Google, meanwhile, called trademark management the “next great challenge” in open source.
Some of these efforts intersect with Ehmke’s. But she’s staying focused on perhaps the biggest question the free software movement has still to answer: Who’s in charge here?
“We are absolutely an existential threat to a lot of people’s worldviews.”
For her, the answer is developers — not companies, not licenses. According to Ehmke, developers, not the OSI or FSS definitions, determine what is and what isn’t open source. And many developers want to know that their efforts are supporting projects that help their contributors and end users instead of harming them.
“Developers have choices in the projects we decide to contribute to,” she said. “One thing I hope the Ethical Source definition does is give people some criteria for evaluating the projects they could potentially donate their free labor to.”
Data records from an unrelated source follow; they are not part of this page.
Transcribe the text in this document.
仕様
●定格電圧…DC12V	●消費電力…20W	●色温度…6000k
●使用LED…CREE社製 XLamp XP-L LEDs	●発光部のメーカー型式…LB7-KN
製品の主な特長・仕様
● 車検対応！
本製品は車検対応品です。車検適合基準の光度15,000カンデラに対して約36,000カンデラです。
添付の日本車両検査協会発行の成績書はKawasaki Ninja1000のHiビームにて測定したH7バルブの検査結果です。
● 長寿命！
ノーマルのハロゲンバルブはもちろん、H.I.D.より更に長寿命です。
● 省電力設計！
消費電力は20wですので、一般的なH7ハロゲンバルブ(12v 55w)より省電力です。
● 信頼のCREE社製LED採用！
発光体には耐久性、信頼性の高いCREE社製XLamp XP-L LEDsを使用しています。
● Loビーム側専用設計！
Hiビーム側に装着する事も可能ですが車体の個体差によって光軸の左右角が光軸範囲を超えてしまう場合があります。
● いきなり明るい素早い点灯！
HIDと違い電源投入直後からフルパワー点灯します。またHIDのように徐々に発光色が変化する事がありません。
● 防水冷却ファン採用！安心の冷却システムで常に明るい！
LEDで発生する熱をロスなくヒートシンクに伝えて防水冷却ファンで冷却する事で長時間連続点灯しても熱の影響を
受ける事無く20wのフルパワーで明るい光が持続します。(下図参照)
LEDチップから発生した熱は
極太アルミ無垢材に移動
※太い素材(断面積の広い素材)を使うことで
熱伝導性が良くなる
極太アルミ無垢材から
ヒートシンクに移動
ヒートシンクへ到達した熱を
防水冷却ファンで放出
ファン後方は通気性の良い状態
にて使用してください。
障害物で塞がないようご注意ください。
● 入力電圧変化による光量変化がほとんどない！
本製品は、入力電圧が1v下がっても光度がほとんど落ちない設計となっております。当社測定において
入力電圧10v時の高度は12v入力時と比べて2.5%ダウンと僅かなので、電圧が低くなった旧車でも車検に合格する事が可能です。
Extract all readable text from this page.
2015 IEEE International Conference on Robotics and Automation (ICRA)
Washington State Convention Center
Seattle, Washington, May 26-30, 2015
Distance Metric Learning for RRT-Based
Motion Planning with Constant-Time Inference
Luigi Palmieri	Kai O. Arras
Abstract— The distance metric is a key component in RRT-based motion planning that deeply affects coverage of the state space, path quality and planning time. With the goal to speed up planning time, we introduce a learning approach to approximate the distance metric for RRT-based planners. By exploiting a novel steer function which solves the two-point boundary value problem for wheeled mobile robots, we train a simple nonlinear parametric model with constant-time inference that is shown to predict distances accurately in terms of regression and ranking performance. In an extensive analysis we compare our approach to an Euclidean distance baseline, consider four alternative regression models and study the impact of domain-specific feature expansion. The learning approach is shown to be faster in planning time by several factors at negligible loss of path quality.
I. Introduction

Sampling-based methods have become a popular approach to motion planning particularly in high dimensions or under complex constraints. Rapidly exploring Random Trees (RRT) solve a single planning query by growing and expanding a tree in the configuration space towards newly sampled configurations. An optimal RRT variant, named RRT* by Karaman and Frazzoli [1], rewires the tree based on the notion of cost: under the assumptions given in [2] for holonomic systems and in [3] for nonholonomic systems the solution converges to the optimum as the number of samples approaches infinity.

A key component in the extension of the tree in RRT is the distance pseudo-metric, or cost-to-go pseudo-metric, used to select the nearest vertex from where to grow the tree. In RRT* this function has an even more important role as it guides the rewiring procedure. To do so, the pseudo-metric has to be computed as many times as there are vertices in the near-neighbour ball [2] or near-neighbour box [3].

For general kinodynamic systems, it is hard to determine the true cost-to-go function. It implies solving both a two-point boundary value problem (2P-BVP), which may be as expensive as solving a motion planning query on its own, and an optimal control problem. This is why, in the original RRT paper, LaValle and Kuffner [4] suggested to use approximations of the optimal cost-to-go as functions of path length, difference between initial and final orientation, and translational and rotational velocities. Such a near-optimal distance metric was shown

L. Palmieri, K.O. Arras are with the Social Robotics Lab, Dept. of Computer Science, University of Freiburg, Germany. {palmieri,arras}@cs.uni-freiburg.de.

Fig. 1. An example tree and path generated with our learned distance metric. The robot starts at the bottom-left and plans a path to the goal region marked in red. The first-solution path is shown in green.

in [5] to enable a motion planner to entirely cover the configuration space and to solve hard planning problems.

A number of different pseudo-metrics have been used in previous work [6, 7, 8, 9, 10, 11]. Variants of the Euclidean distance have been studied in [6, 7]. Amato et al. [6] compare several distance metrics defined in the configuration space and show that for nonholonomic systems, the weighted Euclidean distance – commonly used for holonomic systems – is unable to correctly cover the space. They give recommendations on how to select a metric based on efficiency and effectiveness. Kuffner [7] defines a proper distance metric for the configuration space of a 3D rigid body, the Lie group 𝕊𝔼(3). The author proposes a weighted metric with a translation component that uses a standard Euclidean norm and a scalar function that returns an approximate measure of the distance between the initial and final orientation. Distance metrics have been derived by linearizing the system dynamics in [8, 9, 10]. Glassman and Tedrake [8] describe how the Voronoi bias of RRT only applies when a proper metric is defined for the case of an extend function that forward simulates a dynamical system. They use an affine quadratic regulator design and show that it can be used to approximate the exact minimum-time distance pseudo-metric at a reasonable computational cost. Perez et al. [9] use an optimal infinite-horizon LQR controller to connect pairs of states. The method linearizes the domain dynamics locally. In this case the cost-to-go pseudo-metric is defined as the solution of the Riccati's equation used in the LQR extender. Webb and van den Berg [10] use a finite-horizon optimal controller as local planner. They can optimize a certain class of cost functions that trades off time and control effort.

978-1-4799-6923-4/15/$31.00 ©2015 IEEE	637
The Ethical Source definition calls for free and open code. It also calls for just communities, safe and accessible software, user privacy and fair compensation for maintainers. It’s not apolitical, as open source often purports to be. It’s not libertarian, as official open-source definitions may actually be.
It’s something that is — for better or worse — new.
“We are definitely going after the status quo, because the status quo is harmful. A lot of people are invested in the status quo; a lot of people are successful because of the status quo,” Ehmke said. “We are absolutely an existential threat to a lot of people’s worldviews.”
* * *
Editor’s Note: An earlier version of this story stated that Amazon created a new database product in response to MongoDB license changes. The story has been updated to reflect that DocumentDB was already in progress at the time.